Samstag, 20. Dezember 2008

Ausstellung: Vor dem Morgenessen für Gott turnen

Seit ein paar Jahren kehrt die Religion ins Zentrum der Öffentlichkeit zurück, schreibt die Neue Zürcher Zeitung am Sonntag. Welche Rolle die Medien dabei spielen, zeigt eine Ausstellung in Karlsruhe. 

Religion erfahre deshalb so viel Aufmerksamkeit, weil ihre Akteure sich der neuen Massenmedien bedienten, lautet die These. Am eindrücklichsten belegen dies die Videos islamistischer Terroristen. Joshua Simon führt sechs Bänder vor, welche Selbstmordattentäter vor ihrem Terrorakt von sich gedreht haben. Die Männer stehen frontal vor der Kamera, demonstrieren ihre Waffen und beten.

Wie nahe sich islamistischer und westlicher Glaubensfanatismus im Ausdruck kommen können, zeigen Gegenüberstellungen. Der Schauspieler Tom Cruise wirkt auf einem internen Schulungsvideo von Scientology nicht weniger bedrängend als Usama bin Ladin bei einer seiner Videobotschaften. Ein schimpfender Fernsehprediger am häuslichen Frühstückstisch lässt sich mühelos in einen islamischen Eiferer überblenden; Tonfall, Gesichtsausdruck und Gestik passen zusammen.

Die Werbung liefert denn auch eine derjenigen Bildsprachen, in denen religiöse Gemeinschaften und Künstler das Phänomen Religion formulieren. In Indien tauchen Hindu-Gottheiten auf Hauswänden, Plakaten und Basarbildchen wie Popstars auf. Dank westlichen Reproduktionstechniken durchdringt die religiöse Ikonographie den Alltag bis zum Bild im Portemonnaie.

Wie ist es mit der Einzigartigkeit des Erlösers bestellt, wenn er in vielen Details und in unzähligen Kopien längst zum Gegenstand der industriellen Reproduktion geworden ist? Die Kunst der Moderne hat sich als Abfolge von Erfindungen definiert und an den Bedingungen des Schöpfertums abgearbeitet.
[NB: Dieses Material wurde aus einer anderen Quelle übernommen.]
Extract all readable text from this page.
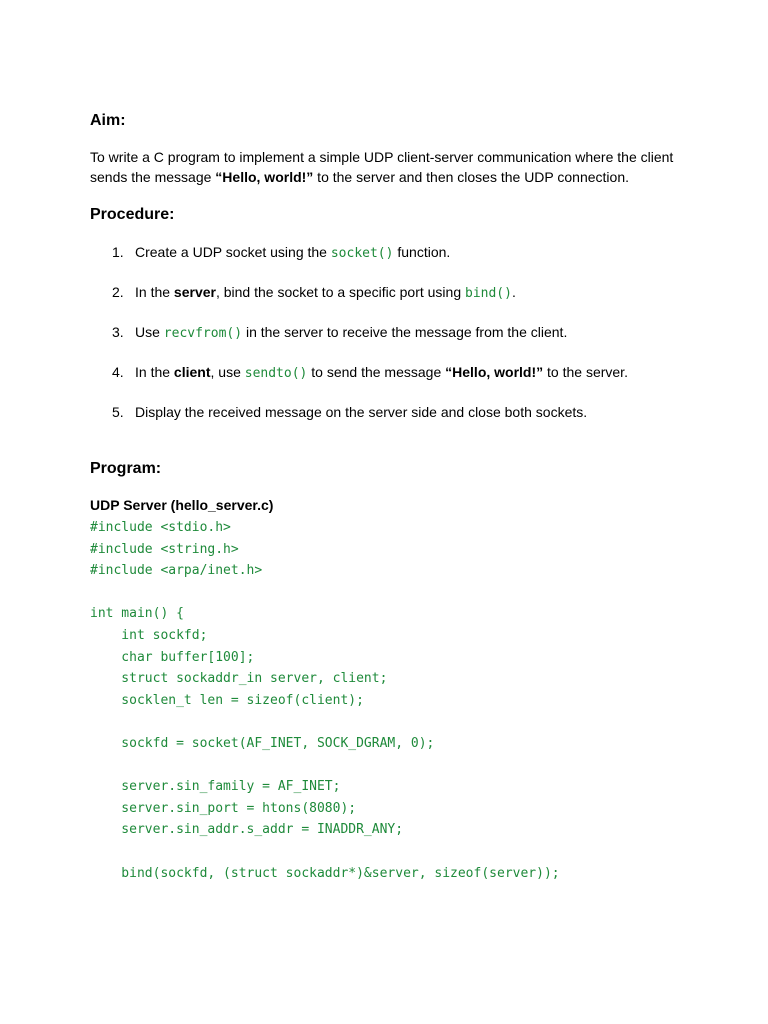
Aim:
To write a C program to implement a simple UDP client-server communication where the client sends the message “Hello, world!” to the server and then closes the UDP connection.
Procedure:
1. Create a UDP socket using the socket() function.
2. In the server, bind the socket to a specific port using bind().
3. Use recvfrom() in the server to receive the message from the client.
4. In the client, use sendto() to send the message “Hello, world!” to the server.
5. Display the received message on the server side and close both sockets.
Program:
UDP Server (hello_server.c)
#include <stdio.h>
#include <string.h>
#include <arpa/inet.h>

int main() {
int sockfd;
char buffer[100];
struct sockaddr_in server, client;
socklen_t len = sizeof(client);

sockfd = socket(AF_INET, SOCK_DGRAM, 0);

server.sin_family = AF_INET;
server.sin_port = htons(8080);
server.sin_addr.s_addr = INADDR_ANY;

bind(sockfd, (struct sockaddr*)&server, sizeof(server));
Die religiöse Verbrämung von Kunst und Politik, die uneingelösten Hoffnungen und Versprechen klingen an vielen Stellen der Ausstellung an, gleich ob es um das Lenin-Mausoleum Stalins oder um Gregor Schneiders schwarzen Tuchwürfel für den Markusplatz in Venedig und die Kaaba in Mekka geht. Die religiöse Inszenierung der Moderne, das Fortleben der einst in den Religionen formulierten Sehnsucht nach Erlösung und die Schwierigkeiten, darüber zu sprechen, bleiben ein Unruheherd.

Die Ausstellung «Medium Religion» im ZKM Karlsruhe dauert bis 19. 4.2009, eine Publikation ist in Vorbereitung.